Other ETFs: XRP ETFs have seen six consecutive days of net inflows totaling $16.79 million (cumulative $1.26–$1.3 billion), indicating a rotation from BTC/ETH to XRP. ETH/SOL ETFs experienced some outflows but remain overall stable.
The recovery of ETF capital inflows suggests institutional investors believe the market is near or has already stabilized.
6. Technical Analysis
Technical indicators show signs of bottoming, with rebounds following deleveraging, often characteristic of the “bottoming phase,” i.e., “diminished downward momentum followed by a rebound.”
BTC rebounded from $65,000 to $70,000, up 4.7%; ETH rebounded to $2,150, up 6.8%. Open interest decreased by 28–39%, indicating orderly deleverage (not capitulation); funding rates are negative, with liquidations of $109 million and $56 million shorts.
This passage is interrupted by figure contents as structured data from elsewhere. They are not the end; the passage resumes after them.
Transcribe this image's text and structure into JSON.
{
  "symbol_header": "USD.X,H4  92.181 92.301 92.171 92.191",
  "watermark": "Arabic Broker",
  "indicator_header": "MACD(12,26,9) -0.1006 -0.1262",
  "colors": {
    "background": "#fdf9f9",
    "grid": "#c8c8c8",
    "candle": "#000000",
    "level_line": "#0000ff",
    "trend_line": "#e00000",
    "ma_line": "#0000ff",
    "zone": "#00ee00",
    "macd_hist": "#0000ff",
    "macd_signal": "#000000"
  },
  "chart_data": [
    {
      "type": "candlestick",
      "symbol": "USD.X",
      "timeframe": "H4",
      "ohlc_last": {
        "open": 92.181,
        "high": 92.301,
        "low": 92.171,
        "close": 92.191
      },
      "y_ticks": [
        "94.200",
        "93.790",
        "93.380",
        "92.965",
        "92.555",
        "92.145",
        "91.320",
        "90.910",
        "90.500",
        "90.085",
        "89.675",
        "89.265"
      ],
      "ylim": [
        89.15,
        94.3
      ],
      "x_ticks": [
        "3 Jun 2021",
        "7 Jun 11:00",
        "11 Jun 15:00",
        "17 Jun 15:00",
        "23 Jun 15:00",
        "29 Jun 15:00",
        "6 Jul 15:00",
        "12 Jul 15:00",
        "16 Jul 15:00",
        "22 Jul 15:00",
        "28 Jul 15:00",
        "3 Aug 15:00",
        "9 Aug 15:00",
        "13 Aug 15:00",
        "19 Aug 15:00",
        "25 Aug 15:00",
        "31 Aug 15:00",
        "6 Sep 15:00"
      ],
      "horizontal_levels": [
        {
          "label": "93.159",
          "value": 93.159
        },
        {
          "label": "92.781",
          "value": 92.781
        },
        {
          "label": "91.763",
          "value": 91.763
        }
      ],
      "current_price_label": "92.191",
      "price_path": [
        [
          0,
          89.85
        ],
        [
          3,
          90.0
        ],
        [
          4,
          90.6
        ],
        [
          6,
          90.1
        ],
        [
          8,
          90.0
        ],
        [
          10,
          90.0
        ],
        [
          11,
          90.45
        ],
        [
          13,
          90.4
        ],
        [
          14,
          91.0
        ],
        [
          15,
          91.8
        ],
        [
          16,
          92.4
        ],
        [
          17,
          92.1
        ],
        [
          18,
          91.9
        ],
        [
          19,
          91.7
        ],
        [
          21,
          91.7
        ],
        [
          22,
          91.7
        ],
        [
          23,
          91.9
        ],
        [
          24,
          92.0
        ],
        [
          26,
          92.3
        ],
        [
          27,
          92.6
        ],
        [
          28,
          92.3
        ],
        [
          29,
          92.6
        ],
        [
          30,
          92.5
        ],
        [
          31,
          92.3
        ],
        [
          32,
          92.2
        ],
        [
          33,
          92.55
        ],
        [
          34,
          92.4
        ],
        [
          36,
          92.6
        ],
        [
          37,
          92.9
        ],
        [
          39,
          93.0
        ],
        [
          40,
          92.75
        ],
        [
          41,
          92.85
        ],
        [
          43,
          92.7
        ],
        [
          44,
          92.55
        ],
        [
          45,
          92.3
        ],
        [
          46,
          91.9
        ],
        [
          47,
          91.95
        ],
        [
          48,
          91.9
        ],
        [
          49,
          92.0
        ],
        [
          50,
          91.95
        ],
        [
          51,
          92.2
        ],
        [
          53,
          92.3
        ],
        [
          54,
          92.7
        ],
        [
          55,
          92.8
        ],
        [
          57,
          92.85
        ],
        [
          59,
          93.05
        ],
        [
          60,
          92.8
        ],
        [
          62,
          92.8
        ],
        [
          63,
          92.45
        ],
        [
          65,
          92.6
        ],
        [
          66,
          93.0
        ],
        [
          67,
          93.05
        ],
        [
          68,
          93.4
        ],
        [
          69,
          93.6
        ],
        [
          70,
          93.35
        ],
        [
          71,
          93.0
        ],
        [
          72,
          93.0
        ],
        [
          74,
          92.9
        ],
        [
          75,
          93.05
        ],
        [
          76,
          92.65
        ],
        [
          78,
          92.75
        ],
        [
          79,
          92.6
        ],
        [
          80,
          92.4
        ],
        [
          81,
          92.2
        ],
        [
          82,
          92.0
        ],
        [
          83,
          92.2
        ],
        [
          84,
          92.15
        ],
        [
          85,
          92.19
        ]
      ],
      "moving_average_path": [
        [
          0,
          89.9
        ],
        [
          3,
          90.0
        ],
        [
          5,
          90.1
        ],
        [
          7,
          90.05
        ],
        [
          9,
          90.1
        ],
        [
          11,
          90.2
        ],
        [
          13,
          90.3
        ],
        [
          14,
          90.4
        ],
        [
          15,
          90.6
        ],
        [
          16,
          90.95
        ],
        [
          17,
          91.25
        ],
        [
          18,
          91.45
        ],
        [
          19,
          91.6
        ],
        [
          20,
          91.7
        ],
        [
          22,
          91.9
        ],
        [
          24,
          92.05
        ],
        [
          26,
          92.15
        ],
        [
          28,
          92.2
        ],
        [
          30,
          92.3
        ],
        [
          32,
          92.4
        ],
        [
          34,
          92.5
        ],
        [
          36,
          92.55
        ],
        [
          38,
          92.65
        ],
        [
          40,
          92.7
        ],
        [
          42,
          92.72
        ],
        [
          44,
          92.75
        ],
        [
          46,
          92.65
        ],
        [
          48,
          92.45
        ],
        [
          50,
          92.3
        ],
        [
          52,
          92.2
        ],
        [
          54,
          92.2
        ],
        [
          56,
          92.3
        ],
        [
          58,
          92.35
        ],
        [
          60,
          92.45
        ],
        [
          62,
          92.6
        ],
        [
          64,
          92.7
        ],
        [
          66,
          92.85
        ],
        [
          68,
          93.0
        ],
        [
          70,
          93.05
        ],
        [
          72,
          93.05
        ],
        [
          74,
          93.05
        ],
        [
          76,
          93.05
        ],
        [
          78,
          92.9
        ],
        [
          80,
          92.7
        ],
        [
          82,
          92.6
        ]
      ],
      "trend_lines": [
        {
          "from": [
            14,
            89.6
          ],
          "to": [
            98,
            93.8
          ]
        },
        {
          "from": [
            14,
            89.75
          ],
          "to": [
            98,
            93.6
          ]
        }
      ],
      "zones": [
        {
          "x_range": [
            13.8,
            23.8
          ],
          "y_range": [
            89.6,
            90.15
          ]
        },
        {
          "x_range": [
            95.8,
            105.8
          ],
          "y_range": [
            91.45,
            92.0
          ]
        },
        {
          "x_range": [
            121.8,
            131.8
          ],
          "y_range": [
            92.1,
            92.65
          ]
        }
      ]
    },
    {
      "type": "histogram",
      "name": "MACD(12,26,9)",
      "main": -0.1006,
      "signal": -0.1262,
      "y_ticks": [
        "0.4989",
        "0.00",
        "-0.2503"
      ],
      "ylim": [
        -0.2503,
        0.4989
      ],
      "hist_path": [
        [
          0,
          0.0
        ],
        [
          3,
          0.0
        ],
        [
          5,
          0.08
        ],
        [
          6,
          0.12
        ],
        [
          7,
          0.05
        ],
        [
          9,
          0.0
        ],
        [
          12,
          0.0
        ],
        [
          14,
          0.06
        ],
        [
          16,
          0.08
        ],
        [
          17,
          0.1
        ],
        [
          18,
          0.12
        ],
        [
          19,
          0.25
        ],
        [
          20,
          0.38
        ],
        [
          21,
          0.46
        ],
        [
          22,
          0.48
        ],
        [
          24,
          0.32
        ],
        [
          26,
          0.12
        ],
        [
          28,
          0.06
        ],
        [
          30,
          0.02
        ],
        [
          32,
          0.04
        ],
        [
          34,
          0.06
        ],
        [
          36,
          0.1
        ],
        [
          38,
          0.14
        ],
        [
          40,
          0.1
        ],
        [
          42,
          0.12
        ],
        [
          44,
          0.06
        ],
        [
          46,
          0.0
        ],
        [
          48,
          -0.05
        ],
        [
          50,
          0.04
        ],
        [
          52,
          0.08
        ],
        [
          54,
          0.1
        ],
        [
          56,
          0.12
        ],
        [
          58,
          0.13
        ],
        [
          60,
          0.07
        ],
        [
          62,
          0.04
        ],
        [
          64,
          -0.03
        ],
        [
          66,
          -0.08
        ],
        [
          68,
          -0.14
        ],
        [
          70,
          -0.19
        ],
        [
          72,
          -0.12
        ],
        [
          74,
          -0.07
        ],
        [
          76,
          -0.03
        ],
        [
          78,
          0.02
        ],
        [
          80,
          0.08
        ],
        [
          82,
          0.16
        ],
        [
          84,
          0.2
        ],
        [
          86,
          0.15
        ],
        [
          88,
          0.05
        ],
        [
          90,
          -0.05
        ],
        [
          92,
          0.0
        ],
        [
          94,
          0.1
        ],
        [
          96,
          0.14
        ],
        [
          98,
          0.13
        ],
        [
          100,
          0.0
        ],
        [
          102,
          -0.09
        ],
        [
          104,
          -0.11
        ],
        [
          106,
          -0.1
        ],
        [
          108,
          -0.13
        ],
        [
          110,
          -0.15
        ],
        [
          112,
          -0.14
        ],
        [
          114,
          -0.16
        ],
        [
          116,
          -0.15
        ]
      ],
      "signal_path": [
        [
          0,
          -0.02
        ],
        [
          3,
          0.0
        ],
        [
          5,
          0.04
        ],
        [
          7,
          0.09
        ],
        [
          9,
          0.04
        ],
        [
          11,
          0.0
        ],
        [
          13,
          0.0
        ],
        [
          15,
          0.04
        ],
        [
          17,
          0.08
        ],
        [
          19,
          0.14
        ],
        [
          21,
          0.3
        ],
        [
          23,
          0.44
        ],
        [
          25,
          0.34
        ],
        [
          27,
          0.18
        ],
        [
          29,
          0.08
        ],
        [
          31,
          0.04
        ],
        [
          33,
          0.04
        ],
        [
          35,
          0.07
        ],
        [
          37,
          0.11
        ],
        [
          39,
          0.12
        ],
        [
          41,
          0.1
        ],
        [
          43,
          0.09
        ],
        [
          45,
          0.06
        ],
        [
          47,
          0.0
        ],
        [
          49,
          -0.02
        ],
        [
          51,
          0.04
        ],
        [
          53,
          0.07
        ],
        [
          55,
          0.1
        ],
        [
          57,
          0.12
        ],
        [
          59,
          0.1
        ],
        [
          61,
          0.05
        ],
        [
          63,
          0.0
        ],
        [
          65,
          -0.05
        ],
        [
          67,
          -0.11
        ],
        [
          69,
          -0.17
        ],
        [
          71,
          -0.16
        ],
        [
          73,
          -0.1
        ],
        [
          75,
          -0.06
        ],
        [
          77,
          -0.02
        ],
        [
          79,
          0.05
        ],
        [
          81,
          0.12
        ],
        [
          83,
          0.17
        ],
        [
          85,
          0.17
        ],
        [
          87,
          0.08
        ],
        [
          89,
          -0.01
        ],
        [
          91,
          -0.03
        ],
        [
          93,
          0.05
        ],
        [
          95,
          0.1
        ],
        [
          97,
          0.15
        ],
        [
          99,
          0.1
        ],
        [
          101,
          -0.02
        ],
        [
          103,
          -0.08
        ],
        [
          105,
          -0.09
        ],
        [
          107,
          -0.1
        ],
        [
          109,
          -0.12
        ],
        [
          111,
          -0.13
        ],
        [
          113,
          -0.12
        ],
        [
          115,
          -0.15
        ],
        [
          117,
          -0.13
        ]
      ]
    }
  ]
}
Long-term holders’ selling pressure has decreased.
Approaching the 200-week moving average and realized price, providing a strong entry point.
7. On-Chain Activity
Legal victory for Uniswap enhances DeFi narrative.
Summary
These positives may push the market from “extreme fear” toward neutrality, but confirmation from multiple factors (such as subsequent CPI data and CLARITY Act progress) is needed to confirm a bottom.
Overall, although the market still faces volatility and risks, recent ETF capital inflows, renewed institutional positioning, technical rebound signals, and diversified asset growth form the main positive logic for the recent crypto market.